Why the British Make Better Spies

casino-royaleI just posted about Ben Macintyre’s Operation Mincemeat on The Shelf. It’s been getting enthusiastic reviews, and I’m eager to read it. Via Clive Crook, I also found that Macintyre recently spoke to The Browser’s Five Books about his favorite books about spies and spying. Of Ian Fleming’s works, he chose Casino Royale. Here’s why:

I think it’s the best of them, and it’s wonderful because it reveals what I think is the essential Bond. The film Bond is very, very different from the character that Ian Fleming invented. The real character was unknowable. There’s something rather creepy and peculiar about the original James Bond and you get that in buckets in Casino Royale. . . .

It was 1953 and it was very remarkable for the time, because Bond was so cruel. He’s horribly tortured in the book and there are some very grim moments in it. But I also think it’s Fleming’s best writing. It wings along—it’s very hard to stop reading. It’s also brilliant at place. He manages to summon up the smoky stench of a casino in a way that no one else has ever managed to do. And it was incredibly glamorous. Here was Britain emerging from the depredations of war in a time of great austerity and here was a character on an apparently limitless expense account, having guilt-free sex and ordering dry martinis in the most glamorous places. It was a wonderful bit of escapism for the time. It’s a tour de force and by far his best novel.

He also explained why he thinks the British are better at writing about spies—and at spying itself:

Now all these books are about British spies.
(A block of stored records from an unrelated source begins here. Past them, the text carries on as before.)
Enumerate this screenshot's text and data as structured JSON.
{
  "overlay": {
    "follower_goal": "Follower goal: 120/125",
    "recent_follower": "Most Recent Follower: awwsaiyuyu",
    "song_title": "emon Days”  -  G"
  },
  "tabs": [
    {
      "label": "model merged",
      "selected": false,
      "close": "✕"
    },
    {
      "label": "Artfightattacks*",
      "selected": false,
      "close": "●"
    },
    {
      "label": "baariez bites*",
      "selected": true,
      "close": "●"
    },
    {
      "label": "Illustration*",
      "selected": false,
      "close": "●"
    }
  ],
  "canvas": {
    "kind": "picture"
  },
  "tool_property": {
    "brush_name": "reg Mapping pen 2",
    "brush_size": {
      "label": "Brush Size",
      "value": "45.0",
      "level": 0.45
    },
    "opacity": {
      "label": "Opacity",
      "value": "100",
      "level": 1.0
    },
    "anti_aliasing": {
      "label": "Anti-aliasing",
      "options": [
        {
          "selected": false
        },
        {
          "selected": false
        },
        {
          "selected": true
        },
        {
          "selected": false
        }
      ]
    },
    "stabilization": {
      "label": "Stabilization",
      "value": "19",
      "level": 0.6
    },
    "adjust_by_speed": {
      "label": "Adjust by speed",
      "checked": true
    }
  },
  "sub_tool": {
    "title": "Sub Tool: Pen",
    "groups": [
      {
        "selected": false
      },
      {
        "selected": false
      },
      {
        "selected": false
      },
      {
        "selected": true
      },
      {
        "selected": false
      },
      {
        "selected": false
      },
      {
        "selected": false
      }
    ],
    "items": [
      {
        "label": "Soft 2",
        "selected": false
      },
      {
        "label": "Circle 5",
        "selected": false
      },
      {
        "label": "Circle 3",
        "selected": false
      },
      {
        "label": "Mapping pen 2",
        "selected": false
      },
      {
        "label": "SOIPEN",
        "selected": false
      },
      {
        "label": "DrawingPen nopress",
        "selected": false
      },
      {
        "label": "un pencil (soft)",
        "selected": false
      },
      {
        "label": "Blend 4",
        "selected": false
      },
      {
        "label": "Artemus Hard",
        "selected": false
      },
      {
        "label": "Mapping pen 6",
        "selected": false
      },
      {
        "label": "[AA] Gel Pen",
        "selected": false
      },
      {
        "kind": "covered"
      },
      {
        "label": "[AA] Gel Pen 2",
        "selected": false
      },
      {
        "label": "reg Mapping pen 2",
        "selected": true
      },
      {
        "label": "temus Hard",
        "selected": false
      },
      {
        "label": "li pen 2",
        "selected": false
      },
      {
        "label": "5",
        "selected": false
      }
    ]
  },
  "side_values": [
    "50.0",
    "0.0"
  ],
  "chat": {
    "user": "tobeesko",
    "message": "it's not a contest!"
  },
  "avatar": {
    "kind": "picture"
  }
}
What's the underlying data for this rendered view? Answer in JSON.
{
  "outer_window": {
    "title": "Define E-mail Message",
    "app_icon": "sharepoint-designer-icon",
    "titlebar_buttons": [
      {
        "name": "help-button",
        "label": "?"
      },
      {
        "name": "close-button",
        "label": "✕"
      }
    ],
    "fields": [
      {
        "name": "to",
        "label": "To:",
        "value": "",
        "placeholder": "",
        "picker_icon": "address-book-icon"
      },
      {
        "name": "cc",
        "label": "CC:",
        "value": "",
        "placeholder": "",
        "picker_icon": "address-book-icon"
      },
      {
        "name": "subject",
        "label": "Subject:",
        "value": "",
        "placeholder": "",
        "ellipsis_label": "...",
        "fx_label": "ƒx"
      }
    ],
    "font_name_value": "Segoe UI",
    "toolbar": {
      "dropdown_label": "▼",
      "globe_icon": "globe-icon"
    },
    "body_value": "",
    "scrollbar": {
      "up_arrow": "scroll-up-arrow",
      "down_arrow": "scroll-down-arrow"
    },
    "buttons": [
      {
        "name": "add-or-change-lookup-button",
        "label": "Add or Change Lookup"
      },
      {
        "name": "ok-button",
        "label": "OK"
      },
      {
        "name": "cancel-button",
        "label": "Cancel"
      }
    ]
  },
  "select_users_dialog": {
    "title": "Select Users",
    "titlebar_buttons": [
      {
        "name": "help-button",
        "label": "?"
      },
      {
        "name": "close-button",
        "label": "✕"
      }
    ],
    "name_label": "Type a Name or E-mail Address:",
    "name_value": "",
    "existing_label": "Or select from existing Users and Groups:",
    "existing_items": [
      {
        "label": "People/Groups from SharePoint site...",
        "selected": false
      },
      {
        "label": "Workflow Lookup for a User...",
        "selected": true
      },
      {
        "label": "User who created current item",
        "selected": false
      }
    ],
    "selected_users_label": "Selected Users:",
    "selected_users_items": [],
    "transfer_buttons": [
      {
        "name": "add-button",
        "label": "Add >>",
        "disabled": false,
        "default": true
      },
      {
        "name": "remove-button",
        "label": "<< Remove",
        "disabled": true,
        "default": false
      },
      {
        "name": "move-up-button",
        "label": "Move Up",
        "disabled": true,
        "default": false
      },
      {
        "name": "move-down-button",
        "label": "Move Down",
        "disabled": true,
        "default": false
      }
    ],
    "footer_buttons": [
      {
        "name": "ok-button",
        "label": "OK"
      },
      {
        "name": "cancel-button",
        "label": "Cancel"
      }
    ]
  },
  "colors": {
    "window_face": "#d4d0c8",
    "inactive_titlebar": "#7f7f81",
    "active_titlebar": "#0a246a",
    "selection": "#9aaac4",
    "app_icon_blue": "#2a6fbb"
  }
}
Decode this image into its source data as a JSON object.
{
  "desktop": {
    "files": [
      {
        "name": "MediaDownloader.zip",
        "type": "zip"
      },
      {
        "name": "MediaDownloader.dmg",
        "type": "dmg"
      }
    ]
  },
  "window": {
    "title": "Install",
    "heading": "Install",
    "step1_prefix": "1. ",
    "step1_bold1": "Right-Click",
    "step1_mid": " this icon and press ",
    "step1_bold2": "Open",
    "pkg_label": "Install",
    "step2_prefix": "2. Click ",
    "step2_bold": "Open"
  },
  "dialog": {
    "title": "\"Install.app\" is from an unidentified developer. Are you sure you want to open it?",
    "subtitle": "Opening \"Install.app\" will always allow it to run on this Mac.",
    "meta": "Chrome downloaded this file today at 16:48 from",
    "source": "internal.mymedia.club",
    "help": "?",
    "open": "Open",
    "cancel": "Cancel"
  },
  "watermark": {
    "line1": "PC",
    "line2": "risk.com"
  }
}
Is there an equivalent catalogue of great American spy books?

I don’t think the Americans do it nearly as well as we do. Yes, there are lots, but they’re all fairly derivative and I don’t think they have the same psychological depth. The British are particularly good not just at spying but at writing about spying. I think it’s to do with the natural theatricality of the British character and also a public-school system that for many generations encouraged a covering-up of what you really felt and thought. Hidden homosexuality, hidden feelings about loneliness. The British class system encouraged a certain amount of subterfuge.